Turkish lira against the US dollar and euro has been dipping constantly owing to various fundamental driving forces that are discussed extensively in this write-up. While spot FX prices of USDTRY and EURTRY have been spiking to hit a fresh all-time highs of 4.0659 and 4.9762 levels respectively.
About a month ago, we added to our bearish TRY positions as a hedge to rising core yields with a deteriorating current account balance adding challenges to the lira outlook. While USDTRY has flat-lined since the start of the year, the lira remains vulnerable to a move higher in US real yields. This is as domestically real yields are still too low to sustainably bring down inflation, while funding the current account deficit requires positive risk appetite to support portfolio inflows.
The lira was already on a losing streak through March, and yesterday reached a new record low of 4.50 (against an equally weighted basket of EUR and USD). We can discuss what the exact trigger was – our view has been that one or other development could appear to be decisive on a given day, but the currency would probably have behaved similarly regardless – high inflation and lira depreciation are now in a spiral.
Nevertheless, at an already tricky juncture, local media reported that Deputy PM Mehmet Simsek had handed in his resignation – this was in response to President Tayyip Erdogan criticising the economic management team (which Simsek heads) for not ensuring lower interest rates; it was reported that PM Binali Yildirim somehow prevented the resignation.
This story has relevance to the extent that such developments would further impair CBT's ability to break the inflation FX spiral using higher rates. We do forecast rate hikes by the CBT going forward, but in the absence of this, the downside for the lira would be much steeper.

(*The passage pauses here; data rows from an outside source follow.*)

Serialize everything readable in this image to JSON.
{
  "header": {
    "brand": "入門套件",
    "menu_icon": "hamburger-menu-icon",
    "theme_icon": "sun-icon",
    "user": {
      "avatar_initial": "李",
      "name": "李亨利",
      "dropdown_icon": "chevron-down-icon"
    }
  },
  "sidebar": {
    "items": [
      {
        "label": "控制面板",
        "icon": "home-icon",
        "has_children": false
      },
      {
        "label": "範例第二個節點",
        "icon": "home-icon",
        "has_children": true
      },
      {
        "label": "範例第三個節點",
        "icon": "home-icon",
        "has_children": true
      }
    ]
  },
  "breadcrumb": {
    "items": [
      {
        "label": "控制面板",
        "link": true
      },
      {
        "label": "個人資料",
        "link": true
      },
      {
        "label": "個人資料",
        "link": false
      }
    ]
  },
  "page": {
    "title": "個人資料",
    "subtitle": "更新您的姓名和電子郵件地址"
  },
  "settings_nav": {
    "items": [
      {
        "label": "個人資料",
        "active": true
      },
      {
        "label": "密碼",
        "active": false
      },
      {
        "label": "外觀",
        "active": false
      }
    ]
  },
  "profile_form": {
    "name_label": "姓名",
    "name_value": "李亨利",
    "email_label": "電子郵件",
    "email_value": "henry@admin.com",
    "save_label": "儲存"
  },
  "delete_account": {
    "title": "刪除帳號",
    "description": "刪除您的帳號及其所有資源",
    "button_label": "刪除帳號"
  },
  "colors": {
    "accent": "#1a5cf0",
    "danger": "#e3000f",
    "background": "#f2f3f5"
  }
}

Overall, the Turkish lira tried hard to be more stable recently, and therefore the tendency for inflation would be to peak and moderate – but only slightly, say to around 9% in the coming months. This extent of moderation will not neutralize Turkey’s long-term inflation, though – at best, it can bring near-term relief. In the medium-term term, we, therefore, expect USDTRY to head up towards the 4.00 mark.
As we could see 1m IVs have been positively skewed towards OTM calls with attractive IVs at 10.88%.
Trading tips:
Sold 1Yx1Y USDTRY FVA vs longs in 1Y ATM call.
Bought USDTRY call (at 4.00) and also EURTRY call (at 4.83) (equal weighted USD notional), we continue to roll on the positions or uphold the same positions of having decent deltas with near-month tenors as shown in the above diagram.